Oxford Reference
- Main page, signed in using The Wikipedia Library
- Website type: Reference
- Website: www.oxfordreference.com
- Launched: 2012

= Oxford Reference =

Research website launched in 2012

Oxford Reference (OR) is a research website launched by Oxford University Press (OUP) in 2012 which provides entries from reference works largely published by OUP, such as dictionaries, encyclopedias, and companions. It was preceded by Oxford Reference Online (ORO), which was launched in 2002.

== History ==
=== Oxford Reference Online ===
Oxford Reference Online (ORO) was first launched in 2002, including such titles as Concise Oxford English Dictionary and Fowler's Modern English Usage. Subscription costs started at £175 per year for schools, £500 for libraries and FE colleges, and £2,500 for large universities.
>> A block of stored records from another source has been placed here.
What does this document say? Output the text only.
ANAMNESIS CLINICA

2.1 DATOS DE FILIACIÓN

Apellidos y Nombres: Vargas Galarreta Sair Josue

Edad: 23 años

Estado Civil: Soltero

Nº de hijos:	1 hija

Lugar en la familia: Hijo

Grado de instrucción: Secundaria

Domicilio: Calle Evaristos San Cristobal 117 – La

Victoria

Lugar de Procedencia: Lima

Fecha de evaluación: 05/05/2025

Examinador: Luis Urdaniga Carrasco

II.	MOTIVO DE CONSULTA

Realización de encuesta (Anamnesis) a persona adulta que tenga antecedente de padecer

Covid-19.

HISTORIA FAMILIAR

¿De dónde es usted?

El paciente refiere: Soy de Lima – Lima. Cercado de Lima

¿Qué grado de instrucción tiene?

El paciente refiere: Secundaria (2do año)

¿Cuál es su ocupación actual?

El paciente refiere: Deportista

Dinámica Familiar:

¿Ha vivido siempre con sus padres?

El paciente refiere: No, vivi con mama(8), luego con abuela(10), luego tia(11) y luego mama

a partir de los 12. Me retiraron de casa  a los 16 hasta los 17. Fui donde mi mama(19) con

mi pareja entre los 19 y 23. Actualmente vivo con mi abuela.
The number of titles in ORO increased from the initial 13 to 31 titles by 2009.

=== Relaunch ===
In Autumn 2012, OUP decided to relaunch the website as Oxford Reference, incorporating the previous Oxford Reference Online as well as Oxford Reference Online Premium and Oxford Digital Reference Shelf into a single platform.

== Content ==
Oxford Reference draws from over 300 reference works to provide its entries, ranging from dictionaries, encyclopedias, quotation books, companions. With more than 2 million individual entries and new ones added monthly, sourced works primarily include publications by OUP, in addition to a small number of partner publications. As with its predecessor, pricing varies depending on the subscribing institution, although specific prices are not publicly available.